In Italy, the anti-establishment Five-Star movement is also highly dependent on young people. The same holds true in Spain, where old people tend to vote the past, and young people the future. Nor is this phenomenon limited to the Old World. Here's the age breakdown from the U.S. 2012 election:
That spread isn't quite as wide as the one in Britain yesterday, but it's not far off. And while generalizations are dangerous across countries with different political cultures, electoral mechanisms, and economic situations, there's enough of a pattern there that to simply dismiss it would be naive.
Broadly speaking, older people (>40ish) across the representative democracies we call The West are voting in more right wing, conservative ways, while younger people (<40ish) are voting in more lefty, liberal ways. The Leave vote was against multi-national cooperation and multi-cultural societies and for nationalism and a return to some kind of idealized past. The referendum in Greece saw old people accept harsh pain as the price of returning to normalcy, while the young rejected the pain for the simple reason that normalcy had been of no benefit to them.

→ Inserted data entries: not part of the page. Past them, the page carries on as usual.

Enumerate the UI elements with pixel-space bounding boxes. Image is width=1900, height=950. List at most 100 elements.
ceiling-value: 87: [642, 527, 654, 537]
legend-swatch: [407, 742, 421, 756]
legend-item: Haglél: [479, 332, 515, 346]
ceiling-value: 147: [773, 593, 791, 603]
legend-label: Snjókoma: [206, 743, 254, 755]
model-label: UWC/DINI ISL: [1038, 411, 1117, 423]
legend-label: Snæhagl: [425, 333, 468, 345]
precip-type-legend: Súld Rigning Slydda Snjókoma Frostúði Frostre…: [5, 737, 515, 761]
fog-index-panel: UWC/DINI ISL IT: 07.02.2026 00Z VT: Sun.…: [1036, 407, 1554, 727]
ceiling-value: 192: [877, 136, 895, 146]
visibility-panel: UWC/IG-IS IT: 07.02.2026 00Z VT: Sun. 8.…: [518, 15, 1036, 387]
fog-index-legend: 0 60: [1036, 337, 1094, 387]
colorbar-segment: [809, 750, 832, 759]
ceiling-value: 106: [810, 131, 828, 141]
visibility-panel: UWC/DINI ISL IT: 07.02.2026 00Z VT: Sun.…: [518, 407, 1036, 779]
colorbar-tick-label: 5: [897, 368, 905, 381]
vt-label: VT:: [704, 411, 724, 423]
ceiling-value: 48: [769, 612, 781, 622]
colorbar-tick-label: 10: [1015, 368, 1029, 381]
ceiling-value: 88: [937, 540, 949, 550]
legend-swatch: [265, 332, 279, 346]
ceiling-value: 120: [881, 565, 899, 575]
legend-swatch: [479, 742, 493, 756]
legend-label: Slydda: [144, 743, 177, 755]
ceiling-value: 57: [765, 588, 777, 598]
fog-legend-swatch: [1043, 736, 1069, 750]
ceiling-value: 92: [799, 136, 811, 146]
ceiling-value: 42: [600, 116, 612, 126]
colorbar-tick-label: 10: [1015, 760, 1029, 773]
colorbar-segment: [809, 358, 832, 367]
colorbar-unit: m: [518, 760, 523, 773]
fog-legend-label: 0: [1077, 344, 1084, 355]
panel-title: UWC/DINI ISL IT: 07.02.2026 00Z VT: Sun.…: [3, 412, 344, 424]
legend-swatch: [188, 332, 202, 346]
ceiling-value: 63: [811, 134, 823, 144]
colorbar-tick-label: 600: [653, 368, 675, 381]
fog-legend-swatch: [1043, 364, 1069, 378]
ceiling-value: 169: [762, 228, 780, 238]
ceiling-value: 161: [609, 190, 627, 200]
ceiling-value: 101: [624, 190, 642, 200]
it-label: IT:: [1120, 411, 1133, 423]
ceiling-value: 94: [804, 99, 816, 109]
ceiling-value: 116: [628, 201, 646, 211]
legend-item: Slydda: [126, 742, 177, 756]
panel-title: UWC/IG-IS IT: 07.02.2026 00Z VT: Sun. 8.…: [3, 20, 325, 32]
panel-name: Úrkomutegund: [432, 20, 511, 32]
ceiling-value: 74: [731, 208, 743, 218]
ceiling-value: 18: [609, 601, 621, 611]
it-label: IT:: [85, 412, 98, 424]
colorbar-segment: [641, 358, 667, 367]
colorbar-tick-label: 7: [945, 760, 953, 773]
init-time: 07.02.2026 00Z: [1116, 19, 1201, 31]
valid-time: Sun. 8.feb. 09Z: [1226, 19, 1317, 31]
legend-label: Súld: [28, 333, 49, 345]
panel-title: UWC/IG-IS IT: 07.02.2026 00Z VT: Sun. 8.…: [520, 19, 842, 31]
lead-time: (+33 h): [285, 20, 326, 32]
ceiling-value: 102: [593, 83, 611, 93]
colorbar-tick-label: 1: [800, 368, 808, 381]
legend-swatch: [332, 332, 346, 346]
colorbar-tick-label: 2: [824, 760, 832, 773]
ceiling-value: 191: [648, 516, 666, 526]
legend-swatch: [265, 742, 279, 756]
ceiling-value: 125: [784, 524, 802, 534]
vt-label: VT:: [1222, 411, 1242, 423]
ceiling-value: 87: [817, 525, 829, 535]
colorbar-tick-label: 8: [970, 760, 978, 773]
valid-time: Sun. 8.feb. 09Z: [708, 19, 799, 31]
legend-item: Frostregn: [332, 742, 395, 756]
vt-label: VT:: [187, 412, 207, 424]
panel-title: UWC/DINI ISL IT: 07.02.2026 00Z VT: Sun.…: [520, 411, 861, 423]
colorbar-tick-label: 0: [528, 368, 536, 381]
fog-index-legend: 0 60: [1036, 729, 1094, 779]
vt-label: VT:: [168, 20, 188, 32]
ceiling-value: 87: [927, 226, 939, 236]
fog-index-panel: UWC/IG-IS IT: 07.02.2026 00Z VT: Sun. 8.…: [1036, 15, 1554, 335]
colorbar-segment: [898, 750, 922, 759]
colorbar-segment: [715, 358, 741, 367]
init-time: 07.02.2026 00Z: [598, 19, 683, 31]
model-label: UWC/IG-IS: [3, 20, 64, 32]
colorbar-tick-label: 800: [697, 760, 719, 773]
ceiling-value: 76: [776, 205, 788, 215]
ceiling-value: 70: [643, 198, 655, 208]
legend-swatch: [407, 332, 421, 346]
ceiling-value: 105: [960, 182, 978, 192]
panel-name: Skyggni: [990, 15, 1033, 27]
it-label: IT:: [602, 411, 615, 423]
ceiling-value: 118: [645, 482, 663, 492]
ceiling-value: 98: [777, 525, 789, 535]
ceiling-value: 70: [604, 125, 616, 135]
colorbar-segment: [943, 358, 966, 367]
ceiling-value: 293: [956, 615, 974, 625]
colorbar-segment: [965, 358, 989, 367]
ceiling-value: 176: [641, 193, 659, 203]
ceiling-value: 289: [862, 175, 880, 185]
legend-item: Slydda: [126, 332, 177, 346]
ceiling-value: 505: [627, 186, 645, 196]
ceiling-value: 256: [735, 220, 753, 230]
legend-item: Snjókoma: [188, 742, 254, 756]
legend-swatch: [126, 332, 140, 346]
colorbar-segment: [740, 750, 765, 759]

The list goes on, but the complaints are the same. Education grows ever more expensive, but a degree is no longer a guarantee of a dignified existence. Young people who never got a chance at a degree are even more shut out of anything that could be called a middle class (or even working class) life. The old social compact of follow-the-rules and work-hard in exchange for a decent life (i.e. peace of mind on matters of food, shelter, etc.) has broken down not just in Greece or Italy or Spain, but in Britain, France and the U.S. as well.
The causes of this breakdown are, of course, complex. But they're not that hard to list: the 30-year rampage of the financial industry, globalization shipping working class jobs far, far away, neo-liberal budget cuts and endless austerity, and the ever increasing gap between the Haves and the rest.
And, to be sure, all of those vile trends have affected older people as well. Pensions, for example, ain't what they used to be. The difference is in how each group reacts. Older voters go for retrenchment: make the previous system come back. Younger voters, who never experienced economically stable societies, go for change.
The problem is that retrenchment doesn't work. Austerity doesn't work. Banning immigrants doesn't work. Tax cuts for the rich don't work. Older voters everywhere are chasing a mirage, and they're doing so at the expense of their kids and grandkids.
What will work? Who knows? Show me a country that has a sustainable plan for reducing inequality, mitigating climate change, accepting refugees, fighting prejudice, and providing economic security to all its citizens and I will show you an episode of Star Trek.
What is certain - beyond any doubt and clear to anyone who's willing to listen - is that the policies for which the olds keep voting are making things worse. Last night, the youth of Britain got outvoted. This November, I fervently hope the youth of America won't be. But Brexit isn't the end of things, nor will our election be. Until and unless the day-to-day problems of ordinary people get addressed, these harmful and sometimes disastrous age splits will continue.